Sztuczna inteligencja podsłuchuje wybrane osoby w tłumie

Ludzie posiadają zwykle umiejętność wyizolowania jednego głosu z tłumu – teraz umiejętność tę posiadła sztuczna inteligencja. Google opracowało system, który może rozpoznawać głosy konkretnych ludzi znajdujących się w tłumie. Jest to możliwe dzięki analizie twarzy osoby mówiącej. Z pewnością umożliwi to kiedyś nowe metody inwigilacji, zwłaszcza podczas protestów i zgromadzeń.

Zespół naukowców opracował model sieci neuronowej, który pozwala rozpoznawać pojedyncze głosy, a następnie stworzył wirtualny „szum”, czyli inne głosy oraz dźwięki. Działanie to miało nauczyć sztuczną inteligencję, jak izolować głosy i zamieniać je na odrębne ścieżki dźwiękowe. Efekty są niesamowite. Sztuczna inteligencja może wygenerować czystą ścieżkę audio dla jednej osoby, skupiając się na jej twarzy, nawet jeśli twarz jest częściowo zasłonięta.

Google obecnie bada możliwości, jak można wykorzystać tę funkcję w swoich produktach. Jest to potencjalnie idealne rozwiązanie do obsługi czatów wideo, takich jak Hangouts lub Duo, dzięki czemu możesz lepiej zrozumieć, kogoś, kto jest w zatłoczonym miejscu.

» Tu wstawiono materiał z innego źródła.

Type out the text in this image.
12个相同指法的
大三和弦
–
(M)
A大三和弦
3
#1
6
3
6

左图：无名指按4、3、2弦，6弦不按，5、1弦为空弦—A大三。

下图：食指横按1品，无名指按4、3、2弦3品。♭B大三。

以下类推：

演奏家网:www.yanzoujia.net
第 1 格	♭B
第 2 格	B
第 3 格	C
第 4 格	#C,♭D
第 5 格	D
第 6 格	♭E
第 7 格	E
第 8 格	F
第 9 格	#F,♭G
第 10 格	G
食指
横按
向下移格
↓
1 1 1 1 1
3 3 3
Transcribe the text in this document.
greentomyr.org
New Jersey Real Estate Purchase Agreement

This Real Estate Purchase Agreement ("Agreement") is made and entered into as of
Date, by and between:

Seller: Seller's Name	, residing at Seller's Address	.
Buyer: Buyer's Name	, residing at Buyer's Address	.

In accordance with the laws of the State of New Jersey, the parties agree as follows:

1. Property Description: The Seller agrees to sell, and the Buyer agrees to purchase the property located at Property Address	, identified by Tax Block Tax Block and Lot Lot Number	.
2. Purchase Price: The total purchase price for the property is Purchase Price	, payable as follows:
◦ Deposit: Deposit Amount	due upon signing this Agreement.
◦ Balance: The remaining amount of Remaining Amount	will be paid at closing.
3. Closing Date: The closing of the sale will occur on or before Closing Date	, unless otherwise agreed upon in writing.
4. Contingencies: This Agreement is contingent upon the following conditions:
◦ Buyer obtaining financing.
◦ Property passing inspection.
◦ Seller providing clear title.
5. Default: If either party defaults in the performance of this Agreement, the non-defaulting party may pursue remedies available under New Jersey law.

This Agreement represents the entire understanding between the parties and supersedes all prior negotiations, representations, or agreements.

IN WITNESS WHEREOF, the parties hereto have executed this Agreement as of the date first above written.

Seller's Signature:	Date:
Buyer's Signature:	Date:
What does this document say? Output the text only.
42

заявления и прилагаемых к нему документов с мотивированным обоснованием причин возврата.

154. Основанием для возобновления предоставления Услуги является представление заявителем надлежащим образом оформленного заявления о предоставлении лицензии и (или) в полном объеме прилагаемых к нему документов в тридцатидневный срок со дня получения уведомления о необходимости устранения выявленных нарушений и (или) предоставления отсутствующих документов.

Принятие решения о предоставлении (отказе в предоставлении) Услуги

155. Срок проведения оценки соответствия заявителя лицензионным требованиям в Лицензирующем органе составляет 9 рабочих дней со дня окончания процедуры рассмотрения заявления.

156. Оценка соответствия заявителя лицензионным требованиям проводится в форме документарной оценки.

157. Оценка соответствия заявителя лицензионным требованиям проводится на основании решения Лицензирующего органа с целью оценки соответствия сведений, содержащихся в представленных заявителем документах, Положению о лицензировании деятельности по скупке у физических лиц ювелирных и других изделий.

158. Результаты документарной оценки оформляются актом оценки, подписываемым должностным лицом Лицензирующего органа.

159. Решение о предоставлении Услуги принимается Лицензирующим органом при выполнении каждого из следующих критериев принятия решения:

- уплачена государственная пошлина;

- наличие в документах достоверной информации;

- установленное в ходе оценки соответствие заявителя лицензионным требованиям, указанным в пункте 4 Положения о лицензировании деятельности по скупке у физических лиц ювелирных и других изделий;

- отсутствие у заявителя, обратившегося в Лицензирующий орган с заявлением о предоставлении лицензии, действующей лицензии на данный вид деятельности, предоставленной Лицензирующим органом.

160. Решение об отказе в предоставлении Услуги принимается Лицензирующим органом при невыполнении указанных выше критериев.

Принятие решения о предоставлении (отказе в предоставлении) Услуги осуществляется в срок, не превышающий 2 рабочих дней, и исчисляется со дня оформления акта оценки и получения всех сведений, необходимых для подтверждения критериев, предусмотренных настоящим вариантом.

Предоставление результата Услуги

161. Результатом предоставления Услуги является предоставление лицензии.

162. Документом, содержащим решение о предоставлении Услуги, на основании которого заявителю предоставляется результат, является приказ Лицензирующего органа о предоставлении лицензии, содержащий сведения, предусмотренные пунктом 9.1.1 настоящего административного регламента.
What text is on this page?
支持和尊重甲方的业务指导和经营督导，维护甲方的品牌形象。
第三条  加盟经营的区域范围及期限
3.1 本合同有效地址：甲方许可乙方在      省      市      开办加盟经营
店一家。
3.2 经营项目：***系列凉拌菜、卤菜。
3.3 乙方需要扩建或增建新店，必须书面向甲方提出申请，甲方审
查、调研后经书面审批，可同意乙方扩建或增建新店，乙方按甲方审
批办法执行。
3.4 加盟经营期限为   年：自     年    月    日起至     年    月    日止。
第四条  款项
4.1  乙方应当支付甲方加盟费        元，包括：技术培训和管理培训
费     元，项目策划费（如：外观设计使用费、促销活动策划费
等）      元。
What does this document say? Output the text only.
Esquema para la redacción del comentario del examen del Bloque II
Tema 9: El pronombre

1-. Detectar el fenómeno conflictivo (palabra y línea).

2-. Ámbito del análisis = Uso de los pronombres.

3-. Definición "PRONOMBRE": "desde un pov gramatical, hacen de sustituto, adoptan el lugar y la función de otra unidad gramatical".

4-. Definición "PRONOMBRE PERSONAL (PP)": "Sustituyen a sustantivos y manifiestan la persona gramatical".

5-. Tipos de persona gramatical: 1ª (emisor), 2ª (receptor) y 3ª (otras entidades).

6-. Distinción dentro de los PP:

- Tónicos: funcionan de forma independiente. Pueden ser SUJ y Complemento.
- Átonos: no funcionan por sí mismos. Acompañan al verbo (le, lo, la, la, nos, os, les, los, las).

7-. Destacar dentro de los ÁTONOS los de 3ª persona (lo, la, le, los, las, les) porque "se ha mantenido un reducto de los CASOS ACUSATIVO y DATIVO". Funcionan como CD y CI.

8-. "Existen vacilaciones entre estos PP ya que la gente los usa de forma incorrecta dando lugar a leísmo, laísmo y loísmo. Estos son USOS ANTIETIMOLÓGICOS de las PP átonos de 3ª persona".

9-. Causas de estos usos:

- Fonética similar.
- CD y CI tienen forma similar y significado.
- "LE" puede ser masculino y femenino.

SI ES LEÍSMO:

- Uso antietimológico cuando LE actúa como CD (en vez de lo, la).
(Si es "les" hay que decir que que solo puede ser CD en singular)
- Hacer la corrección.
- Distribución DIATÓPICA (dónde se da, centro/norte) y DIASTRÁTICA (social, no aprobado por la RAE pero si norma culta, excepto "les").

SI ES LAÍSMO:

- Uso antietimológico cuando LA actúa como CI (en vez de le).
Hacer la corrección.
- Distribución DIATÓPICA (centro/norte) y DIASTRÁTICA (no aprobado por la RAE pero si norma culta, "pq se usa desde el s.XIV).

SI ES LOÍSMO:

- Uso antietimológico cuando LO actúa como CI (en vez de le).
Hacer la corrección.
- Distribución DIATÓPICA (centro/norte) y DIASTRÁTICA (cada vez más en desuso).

Technologia może również sprawdzić się w powiązanych z kamerą aparatach słuchowych, czy poprawie dźwięku na nagraniach. Problemem może być jednak prywatność, ponieważ sztuczna inteligencja, może zostać wykorzystana do podsłuchiwania rozmów. Produkt jest obecnie w fazie testów i może stanowić jedynie ciekawostkę, jednak faktyczne wejście na rynek może nastąpić już niedługo.